Старший из монахов с неприязненным видом просмотрел мое разрешение, выхлопотанное дядюшкой Абсаломом в последний момент, и со вздохом сожаления согласился с тем, что я могу присоединиться к сборищу. Хромые шустро посторонились, подслеповатые принялись рассматривать небеса, глухие не расслышали моих приветствий, и мне пришлось удовольствоваться компанией старушки блаженного вида, непрерывно что-то бормотавшей. Быть может, она дала обет молиться до самой святой обители, но больше походило на то, что старуха выжила из ума.
Вскоре старший монах, прозывавшийся братом Жиромом, объявил, что мы трогаемся в путь, и все паломники упали на колени, чтобы помолиться. Я знала всего-то пару коротеньких молитв, и мне надоело повторять их еще до того, как мы добрались до городских ворот.
За воротами, в предместье, нашу пеструю компанию поджидала целая толпа таммельнцев, преимущественно походивших на Харля либо возрастом, либо нравом, а то и тем и другим одновременно: зеваки из числа бедноты поджидали богомольцев, вполне справедливо предполагая, что такое множество увечных и кособоких творений природы не увидишь и в бродячем цирке.
Я слышала, как они громко переговаривались между собой: «А что за старая карга с бельмами на глазах?» – «Вдова Ульмар, живет около моста! Сквалыжная старушонка! Эгей, вдовушка, меньше бы пересчитывала свои заплесневелые монеты, глядишь, и бельма не появились бы!»
– Эй ты, красавчик с горбом! Смотри, не строй там глазки монахиням! – вопил какой-то чумазый мальчишка, покатываясь со смеху. – Благочестивые сестры давно уж не видали таких статных господ!
– Чтоб твоя матушка на тебя чан с кипятком опрокинула! – не остался в долгу горбун. – Чтоб тебе рыбья кость поперек горла встала! Век твоей семье хлебать помои!
– Экий славный богомолец! – расхохотались мальчишки. – Никак в своем горбу ты копишь добрые помыслы! Вон как он раздулся!
– А покажите-ка мне припадочного! – дергала за рукава своих соседей какая-то шустрая краснолицая дама, по всей видимости, из числа тех, что обитают при дешевых харчевнях, привечая самых непритязательных путешественников. – Где припадочный-то? Правду говорят, что у него изо рта летят бесы?..

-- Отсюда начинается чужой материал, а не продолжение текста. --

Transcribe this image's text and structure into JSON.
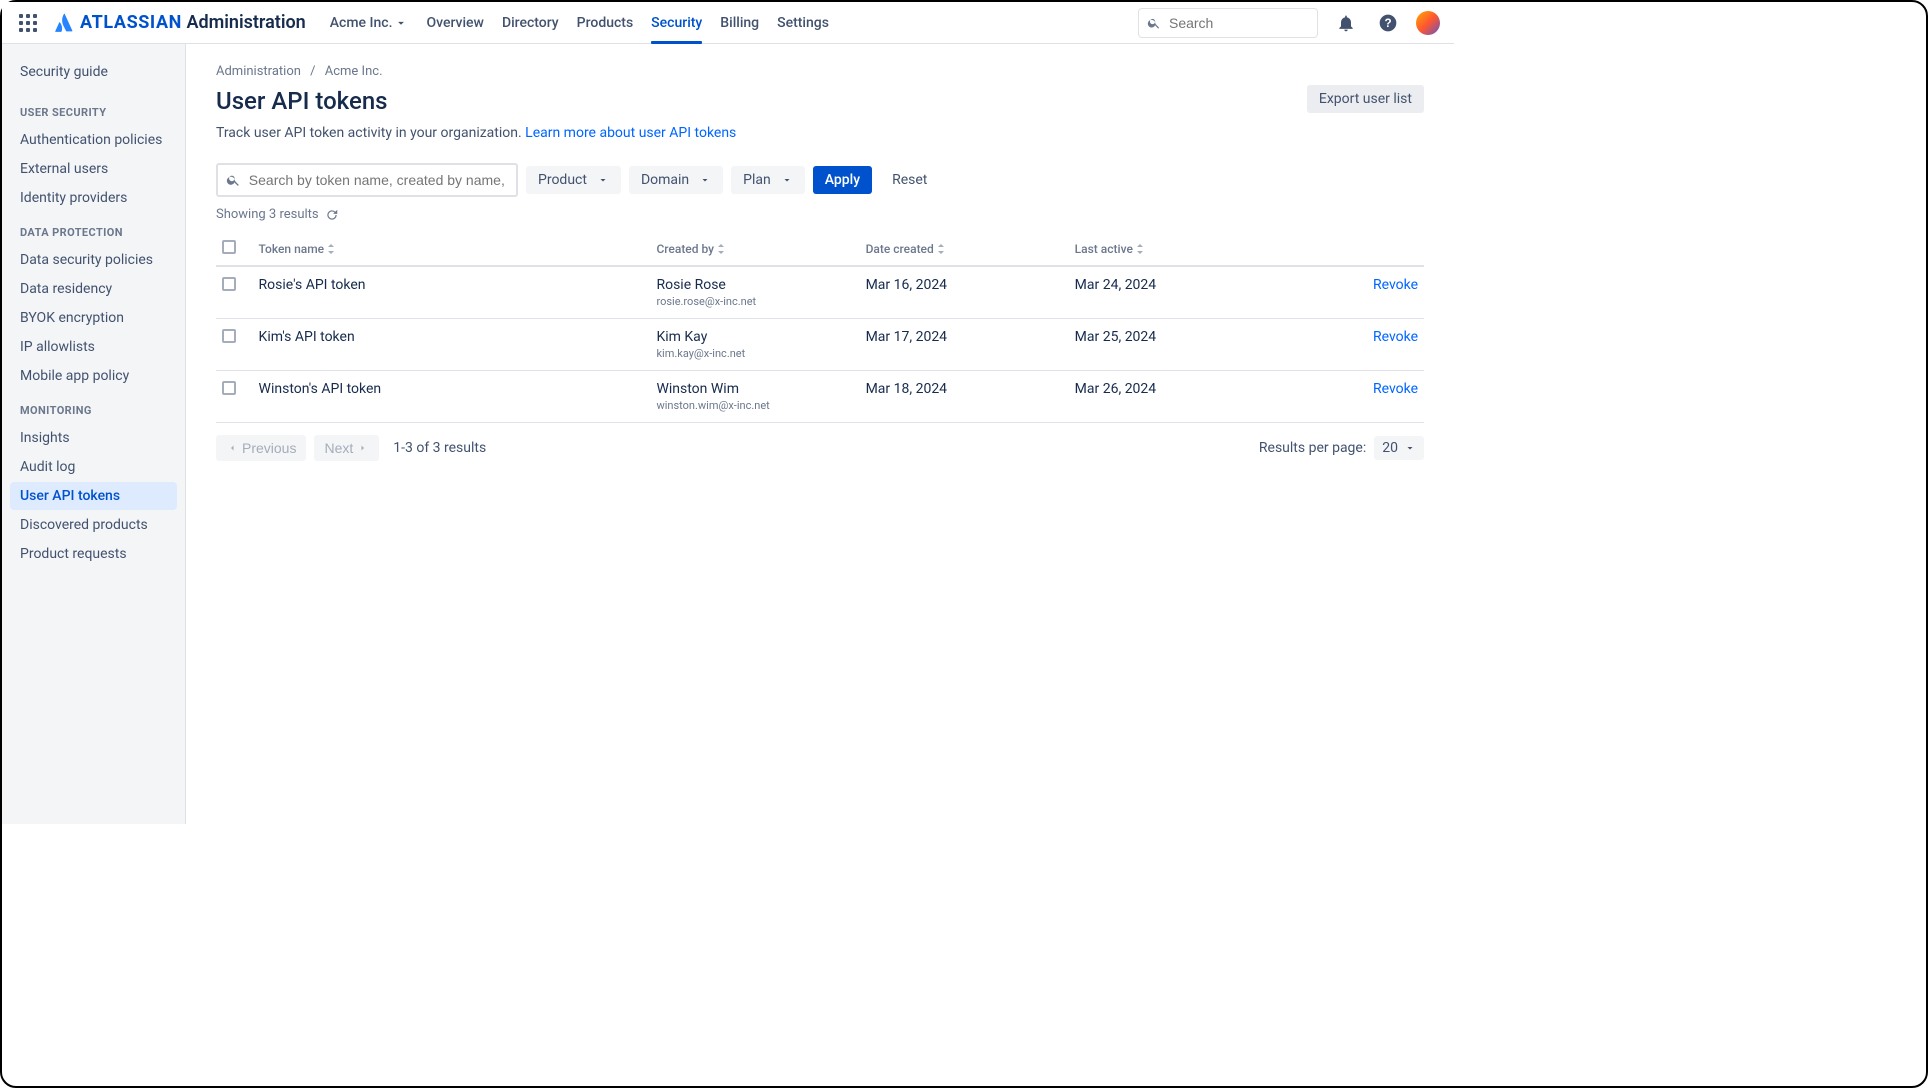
{
  "header": {
    "brand_word": "ATLASSIAN",
    "brand_suffix": "Administration",
    "org_selector": "Acme Inc.",
    "nav": [
      "Overview",
      "Directory",
      "Products",
      "Security",
      "Billing",
      "Settings"
    ],
    "active_nav_index": 3,
    "search_placeholder": "Search"
  },
  "sidebar": {
    "top_link": "Security guide",
    "groups": [
      {
        "heading": "USER SECURITY",
        "items": [
          {
            "label": "Authentication policies"
          },
          {
            "label": "External users"
          },
          {
            "label": "Identity providers"
          }
        ]
      },
      {
        "heading": "DATA PROTECTION",
        "items": [
          {
            "label": "Data security policies"
          },
          {
            "label": "Data residency"
          },
          {
            "label": "BYOK encryption"
          },
          {
            "label": "IP allowlists"
          },
          {
            "label": "Mobile app policy"
          }
        ]
      },
      {
        "heading": "MONITORING",
        "items": [
          {
            "label": "Insights"
          },
          {
            "label": "Audit log"
          },
          {
            "label": "User API tokens",
            "active": true
          },
          {
            "label": "Discovered products"
          },
          {
            "label": "Product requests"
          }
        ]
      }
    ]
  },
  "breadcrumb": {
    "root": "Administration",
    "sep": "/",
    "org": "Acme Inc."
  },
  "page": {
    "title": "User API tokens",
    "export_btn": "Export user list",
    "description": "Track user API token activity in your organization. ",
    "learn_more": "Learn more about user API tokens",
    "search_placeholder": "Search by token name, created by name, or email",
    "filter_product": "Product",
    "filter_domain": "Domain",
    "filter_plan": "Plan",
    "apply": "Apply",
    "reset": "Reset",
    "showing": "Showing 3 results"
  },
  "table": {
    "headers": {
      "token": "Token name",
      "created": "Created by",
      "date": "Date created",
      "active": "Last active"
    },
    "revoke_label": "Revoke",
    "rows": [
      {
        "token": "Rosie's API token",
        "name": "Rosie Rose",
        "email": "rosie.rose@x-inc.net",
        "date": "Mar 16, 2024",
        "active": "Mar 24, 2024"
      },
      {
        "token": "Kim's API token",
        "name": "Kim Kay",
        "email": "kim.kay@x-inc.net",
        "date": "Mar 17, 2024",
        "active": "Mar 25, 2024"
      },
      {
        "token": "Winston's API token",
        "name": "Winston Wim",
        "email": "winston.wim@x-inc.net",
        "date": "Mar 18, 2024",
        "active": "Mar 26, 2024"
      }
    ]
  },
  "pagination": {
    "prev": "Previous",
    "next": "Next",
    "count": "1-3 of 3 results",
    "per_page_label": "Results per page:",
    "per_page_value": "20"
  }
}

– Посмотрите на хромых – да они так браво маршируют, что их впору отправить в королевскую армию! – покатывались от хохота юные бездельники. – Эй, брат Жиром, ты, часом, не на войну собрался? У тебя отличное войско, не хуже, чем у его светлости!
Досталось и мне:
– Рыжая девица, плясавшая с ночными духами! – кричали мне мальчишки. – Приглянулся ли тебе твой кавалер? Говорят, он похож на крысу!

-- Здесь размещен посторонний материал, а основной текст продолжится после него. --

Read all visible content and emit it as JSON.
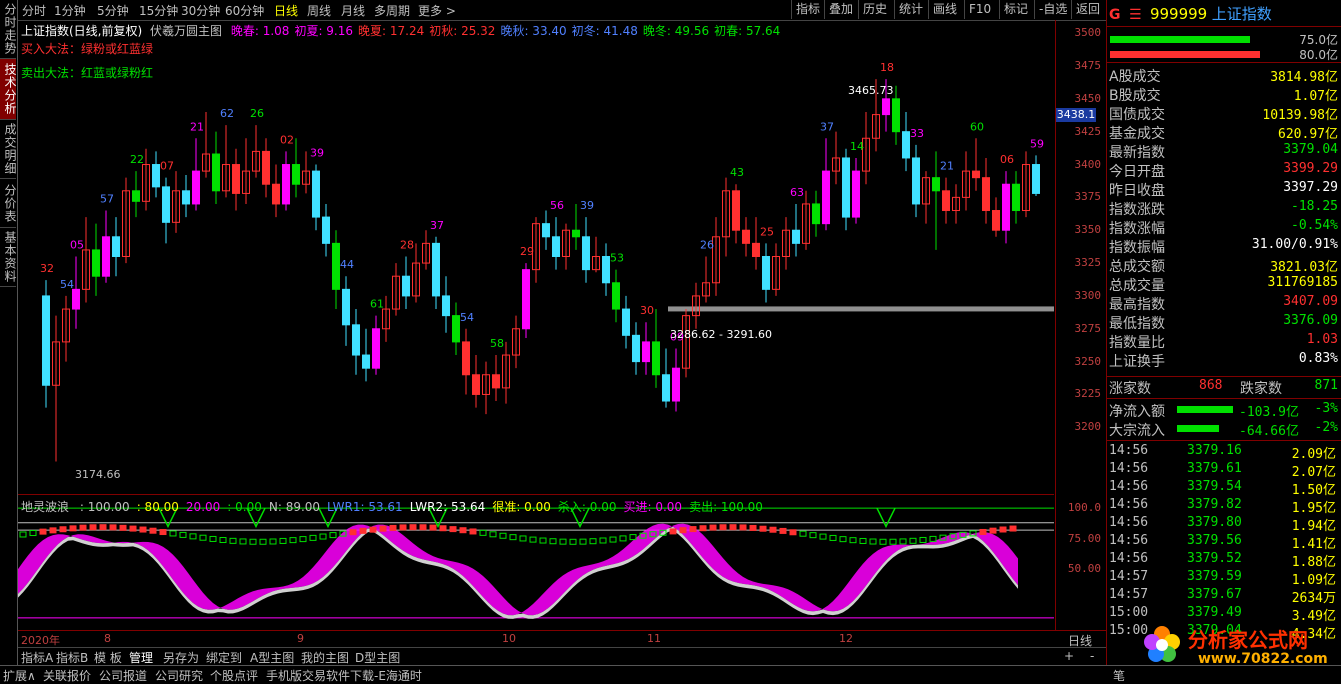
{
  "left_tabs": [
    "分时走势",
    "技术分析",
    "成交明细",
    "分价表",
    "基本资料"
  ],
  "left_tab_active": 1,
  "toolbar": {
    "periods": [
      "分时",
      "1分钟",
      "5分钟",
      "15分钟",
      "30分钟",
      "60分钟",
      "日线",
      "周线",
      "月线",
      "多周期",
      "更多 >"
    ],
    "active_period": 6,
    "right_buttons": [
      "指标",
      "叠加",
      "历史",
      "统计",
      "画线",
      "F10",
      "标记",
      "-自选",
      "返回"
    ]
  },
  "chart_header": {
    "title": "上证指数(日线,前复权)",
    "indicator_name": "伏羲万圆主图",
    "items": [
      {
        "label": "晚春: 1.08",
        "color": "#ff00ff"
      },
      {
        "label": "初夏: 9.16",
        "color": "#ff00ff"
      },
      {
        "label": "晚夏: 17.24",
        "color": "#ff3030"
      },
      {
        "label": "初秋: 25.32",
        "color": "#ff3030"
      },
      {
        "label": "晚秋: 33.40",
        "color": "#5080ff"
      },
      {
        "label": "初冬: 41.48",
        "color": "#5080ff"
      },
      {
        "label": "晚冬: 49.56",
        "color": "#00e000"
      },
      {
        "label": "初春: 57.64",
        "color": "#00e000"
      }
    ],
    "buy_rule": "买入大法：绿粉或红蓝绿",
    "sell_rule": "卖出大法：红蓝或绿粉红"
  },
  "annotations": {
    "high_label": "3465.73",
    "low_label": "3174.66",
    "range_label": "3286.62 - 3291.60",
    "price_marker": "3438.1"
  },
  "price_axis": [
    "3500",
    "3475",
    "3450",
    "3425",
    "3400",
    "3375",
    "3350",
    "3325",
    "3300",
    "3275",
    "3250",
    "3225",
    "3200"
  ],
  "indicator_header": {
    "name": "地灵波浪",
    "items": [
      {
        "label": ": 100.00",
        "color": "#c0c0c0"
      },
      {
        "label": ": 80.00",
        "color": "#ffff00"
      },
      {
        "label": "20.00",
        "color": "#ff00ff"
      },
      {
        "label": ": 0.00",
        "color": "#00e000"
      },
      {
        "label": "N: 89.00",
        "color": "#c0c0c0"
      },
      {
        "label": "LWR1: 53.61",
        "color": "#5080ff"
      },
      {
        "label": "LWR2: 53.64",
        "color": "#ffffff"
      },
      {
        "label": "很准: 0.00",
        "color": "#ffff00"
      },
      {
        "label": "杀入: 0.00",
        "color": "#00e000"
      },
      {
        "label": "买进: 0.00",
        "color": "#ff00ff"
      },
      {
        "label": "卖出: 100.00",
        "color": "#00e000"
      }
    ]
  },
  "indicator_axis": [
    "100.0",
    "75.00",
    "50.00"
  ],
  "x_axis": {
    "labels": [
      "2020年",
      "8",
      "9",
      "10",
      "11",
      "12"
    ],
    "period_label": "日线"
  },
  "bottom_tabs": [
    "指标A",
    "指标B",
    "模 板",
    "管理",
    "另存为",
    "绑定到",
    "A型主图",
    "我的主图",
    "D型主图"
  ],
  "bottom_tab_active": 3,
  "status_bar": [
    "扩展∧",
    "关联报价",
    "公司报道",
    "公司研究",
    "个股点评",
    "手机版交易软件下载-E海通时"
  ],
  "status_extra": "笔",
  "right_panel": {
    "code": "999999",
    "name": "上证指数",
    "depth_bars": [
      {
        "value": "75.0亿",
        "color": "#00e000"
      },
      {
        "value": "80.0亿",
        "color": "#ff3030"
      }
    ],
    "rows": [
      {
        "k": "A股成交",
        "v": "3814.98亿",
        "c": "#ffff00"
      },
      {
        "k": "B股成交",
        "v": "1.07亿",
        "c": "#ffff00"
      },
      {
        "k": "国债成交",
        "v": "10139.98亿",
        "c": "#ffff00"
      },
      {
        "k": "基金成交",
        "v": "620.97亿",
        "c": "#ffff00"
      },
      {
        "k": "最新指数",
        "v": "3379.04",
        "c": "#00e000"
      },
      {
        "k": "今日开盘",
        "v": "3399.29",
        "c": "#ff3030"
      },
      {
        "k": "昨日收盘",
        "v": "3397.29",
        "c": "#ffffff"
      },
      {
        "k": "指数涨跌",
        "v": "-18.25",
        "c": "#00e000"
      },
      {
        "k": "指数涨幅",
        "v": "-0.54%",
        "c": "#00e000"
      },
      {
        "k": "指数振幅",
        "v": "31.00/0.91%",
        "c": "#ffffff"
      },
      {
        "k": "总成交额",
        "v": "3821.03亿",
        "c": "#ffff00"
      },
      {
        "k": "总成交量",
        "v": "311769185",
        "c": "#ffff00"
      },
      {
        "k": "最高指数",
        "v": "3407.09",
        "c": "#ff3030"
      },
      {
        "k": "最低指数",
        "v": "3376.09",
        "c": "#00e000"
      },
      {
        "k": "指数量比",
        "v": "1.03",
        "c": "#ff3030"
      },
      {
        "k": "上证换手",
        "v": "0.83%",
        "c": "#ffffff"
      }
    ],
    "up_label": "涨家数",
    "up_value": "868",
    "down_label": "跌家数",
    "down_value": "871",
    "flows": [
      {
        "k": "净流入额",
        "v": "-103.9亿",
        "p": "-3%"
      },
      {
        "k": "大宗流入",
        "v": "-64.66亿",
        "p": "-2%"
      }
    ],
    "ticks": [
      {
        "t": "14:56",
        "p": "3379.16",
        "v": "2.09亿"
      },
      {
        "t": "14:56",
        "p": "3379.61",
        "v": "2.07亿"
      },
      {
        "t": "14:56",
        "p": "3379.54",
        "v": "1.50亿"
      },
      {
        "t": "14:56",
        "p": "3379.82",
        "v": "1.95亿"
      },
      {
        "t": "14:56",
        "p": "3379.80",
        "v": "1.94亿"
      },
      {
        "t": "14:56",
        "p": "3379.56",
        "v": "1.41亿"
      },
      {
        "t": "14:56",
        "p": "3379.52",
        "v": "1.88亿"
      },
      {
        "t": "14:57",
        "p": "3379.59",
        "v": "1.09亿"
      },
      {
        "t": "14:57",
        "p": "3379.67",
        "v": "2634万"
      },
      {
        "t": "15:00",
        "p": "3379.49",
        "v": "3.49亿"
      },
      {
        "t": "15:00",
        "p": "3379.04",
        "v": "4.34亿"
      }
    ]
  },
  "watermark": {
    "title": "分析家公式网",
    "url": "www.70822.com"
  },
  "chart_data": {
    "type": "candlestick",
    "x_range": [
      "2020-07",
      "2020-12"
    ],
    "y_range": [
      3150,
      3510
    ],
    "candles": [
      [
        3300,
        3232,
        3312,
        3215
      ],
      [
        3232,
        3265,
        3285,
        3174
      ],
      [
        3265,
        3290,
        3300,
        3250
      ],
      [
        3290,
        3305,
        3330,
        3275
      ],
      [
        3305,
        3335,
        3360,
        3295
      ],
      [
        3335,
        3315,
        3355,
        3300
      ],
      [
        3315,
        3345,
        3365,
        3310
      ],
      [
        3345,
        3330,
        3360,
        3315
      ],
      [
        3330,
        3380,
        3390,
        3325
      ],
      [
        3380,
        3372,
        3395,
        3360
      ],
      [
        3372,
        3400,
        3412,
        3365
      ],
      [
        3400,
        3383,
        3410,
        3375
      ],
      [
        3383,
        3356,
        3390,
        3340
      ],
      [
        3356,
        3380,
        3395,
        3348
      ],
      [
        3380,
        3370,
        3392,
        3360
      ],
      [
        3370,
        3395,
        3420,
        3365
      ],
      [
        3395,
        3408,
        3440,
        3390
      ],
      [
        3408,
        3380,
        3425,
        3370
      ],
      [
        3380,
        3400,
        3430,
        3375
      ],
      [
        3400,
        3378,
        3412,
        3365
      ],
      [
        3378,
        3395,
        3420,
        3370
      ],
      [
        3395,
        3410,
        3430,
        3390
      ],
      [
        3410,
        3385,
        3420,
        3375
      ],
      [
        3385,
        3370,
        3400,
        3360
      ],
      [
        3370,
        3400,
        3410,
        3365
      ],
      [
        3400,
        3385,
        3420,
        3375
      ],
      [
        3385,
        3395,
        3410,
        3378
      ],
      [
        3395,
        3360,
        3400,
        3350
      ],
      [
        3360,
        3340,
        3370,
        3330
      ],
      [
        3340,
        3305,
        3350,
        3290
      ],
      [
        3305,
        3278,
        3315,
        3262
      ],
      [
        3278,
        3255,
        3290,
        3240
      ],
      [
        3255,
        3245,
        3275,
        3235
      ],
      [
        3245,
        3275,
        3285,
        3240
      ],
      [
        3275,
        3290,
        3300,
        3265
      ],
      [
        3290,
        3315,
        3325,
        3285
      ],
      [
        3315,
        3300,
        3330,
        3290
      ],
      [
        3300,
        3325,
        3340,
        3295
      ],
      [
        3325,
        3340,
        3350,
        3320
      ],
      [
        3340,
        3300,
        3345,
        3290
      ],
      [
        3300,
        3285,
        3315,
        3272
      ],
      [
        3285,
        3265,
        3295,
        3255
      ],
      [
        3265,
        3240,
        3275,
        3225
      ],
      [
        3240,
        3225,
        3255,
        3215
      ],
      [
        3225,
        3240,
        3250,
        3210
      ],
      [
        3240,
        3230,
        3255,
        3220
      ],
      [
        3230,
        3255,
        3265,
        3218
      ],
      [
        3255,
        3275,
        3285,
        3245
      ],
      [
        3275,
        3320,
        3325,
        3268
      ],
      [
        3320,
        3355,
        3360,
        3310
      ],
      [
        3355,
        3345,
        3365,
        3335
      ],
      [
        3345,
        3330,
        3360,
        3320
      ],
      [
        3330,
        3350,
        3355,
        3320
      ],
      [
        3350,
        3345,
        3370,
        3335
      ],
      [
        3345,
        3320,
        3360,
        3310
      ],
      [
        3320,
        3330,
        3345,
        3318
      ],
      [
        3330,
        3310,
        3340,
        3300
      ],
      [
        3310,
        3290,
        3320,
        3280
      ],
      [
        3290,
        3270,
        3300,
        3260
      ],
      [
        3270,
        3250,
        3280,
        3240
      ],
      [
        3250,
        3265,
        3280,
        3240
      ],
      [
        3265,
        3240,
        3290,
        3230
      ],
      [
        3240,
        3220,
        3260,
        3215
      ],
      [
        3220,
        3245,
        3260,
        3212
      ],
      [
        3245,
        3285,
        3290,
        3238
      ],
      [
        3285,
        3300,
        3310,
        3275
      ],
      [
        3300,
        3310,
        3330,
        3295
      ],
      [
        3310,
        3345,
        3360,
        3300
      ],
      [
        3345,
        3380,
        3390,
        3330
      ],
      [
        3380,
        3350,
        3385,
        3340
      ],
      [
        3350,
        3340,
        3360,
        3330
      ],
      [
        3340,
        3330,
        3360,
        3320
      ],
      [
        3330,
        3305,
        3340,
        3295
      ],
      [
        3305,
        3330,
        3340,
        3300
      ],
      [
        3330,
        3350,
        3360,
        3320
      ],
      [
        3350,
        3340,
        3370,
        3330
      ],
      [
        3340,
        3370,
        3380,
        3335
      ],
      [
        3370,
        3355,
        3380,
        3345
      ],
      [
        3355,
        3395,
        3420,
        3350
      ],
      [
        3395,
        3405,
        3425,
        3385
      ],
      [
        3405,
        3360,
        3412,
        3350
      ],
      [
        3360,
        3395,
        3405,
        3355
      ],
      [
        3395,
        3420,
        3440,
        3385
      ],
      [
        3420,
        3438,
        3465,
        3410
      ],
      [
        3438,
        3450,
        3465,
        3425
      ],
      [
        3450,
        3425,
        3460,
        3415
      ],
      [
        3425,
        3405,
        3440,
        3395
      ],
      [
        3405,
        3370,
        3415,
        3360
      ],
      [
        3370,
        3390,
        3395,
        3355
      ],
      [
        3390,
        3380,
        3410,
        3335
      ],
      [
        3380,
        3365,
        3390,
        3355
      ],
      [
        3365,
        3375,
        3385,
        3355
      ],
      [
        3375,
        3395,
        3410,
        3365
      ],
      [
        3395,
        3390,
        3420,
        3380
      ],
      [
        3390,
        3365,
        3405,
        3355
      ],
      [
        3365,
        3350,
        3375,
        3345
      ],
      [
        3350,
        3385,
        3395,
        3340
      ],
      [
        3385,
        3365,
        3395,
        3355
      ],
      [
        3365,
        3400,
        3410,
        3360
      ],
      [
        3400,
        3378,
        3407,
        3376
      ]
    ]
  }
}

– А рыжая-то как смазлива, недаром на нее польстился домовой! Ну, братья монахи, не упустите счастливый случай – в кои-то веки вам можно пощупать ночью не одни горбы да старушечьи бородавки!

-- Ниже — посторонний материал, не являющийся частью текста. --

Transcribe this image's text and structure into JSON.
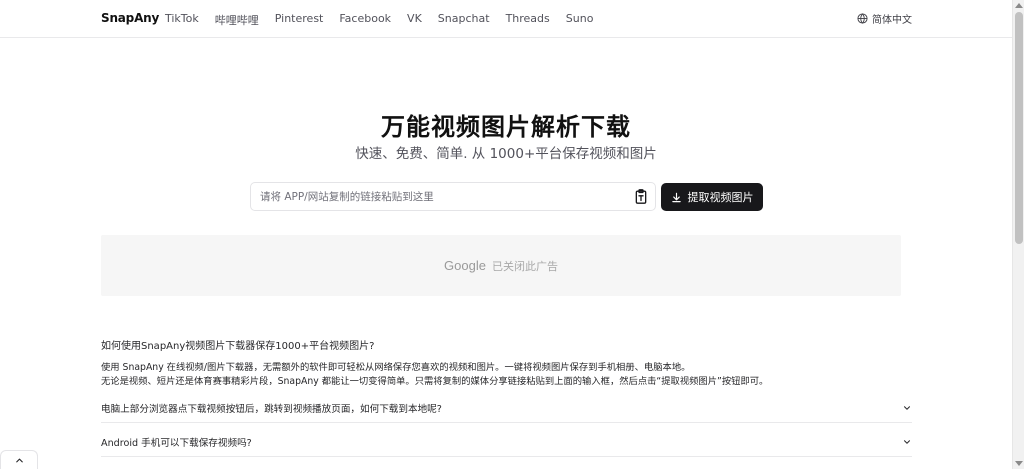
{
  "header": {
    "logo": "SnapAny",
    "nav": [
      "TikTok",
      "哔哩哔哩",
      "Pinterest",
      "Facebook",
      "VK",
      "Snapchat",
      "Threads",
      "Suno"
    ],
    "lang_label": "简体中文",
    "lang_icon": "globe-icon"
  },
  "hero": {
    "title": "万能视频图片解析下载",
    "subtitle": "快速、免费、简单. 从 1000+平台保存视频和图片"
  },
  "search": {
    "placeholder": "请将 APP/网站复制的链接粘贴到这里",
    "value": "",
    "paste_icon": "clipboard-paste-icon"
  },
  "extract_button": {
    "label": "提取视频图片",
    "icon": "download-icon"
  },
  "ad": {
    "brand": "Google",
    "text": "已关闭此广告"
  },
  "faq": {
    "question": "如何使用SnapAny视频图片下载器保存1000+平台视频图片?",
    "answer_line1": "使用 SnapAny 在线视频/图片下载器，无需额外的软件即可轻松从网络保存您喜欢的视频和图片。一键将视频图片保存到手机相册、电脑本地。",
    "answer_line2": "无论是视频、短片还是体育赛事精彩片段，SnapAny 都能让一切变得简单。只需将复制的媒体分享链接粘贴到上面的输入框，然后点击“提取视频图片”按钮即可。",
    "items": [
      {
        "question": "电脑上部分浏览器点下载视频按钮后，跳转到视频播放页面，如何下载到本地呢?"
      },
      {
        "question": "Android 手机可以下载保存视频吗?"
      }
    ]
  },
  "colors": {
    "button_bg": "#18181b",
    "ad_bg": "#f6f6f6",
    "text": "#27272a"
  }
}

Шли паломники медленно, и у толпы имелось время для того, чтобы посмаковать все внешние недостатки богомольцев, присовокупив к тому рассуждения о тайных причинах их болезней. Выкрики становились все громче и скабрезнее, движения толпы все беспорядочнее, и в конце концов у брата Жирома, важно шествовавшего впереди процессии, иссякло терпение. Он перехватил покрепче свой посох и с гневными воплями принялся колотить всех, кто попадался на его пути.
– Прочь, бесноватые голодранцы! Насмехаться над божьими людьми! – кричал он. – Совсем стыд потеряли!
Началась суматоха, ничуть не смутившая таммельнцев: здесь собрались отнюдь не самые добропорядочные горожане – их не так уж просто было впечатлить гневом самих богов, не говоря уж про немилость их служителей. Однако рука у брата Жирома была тяжелая, посох – крепкий, и вскоре поле битвы огласилось проклятиями, горестным воем и визгом.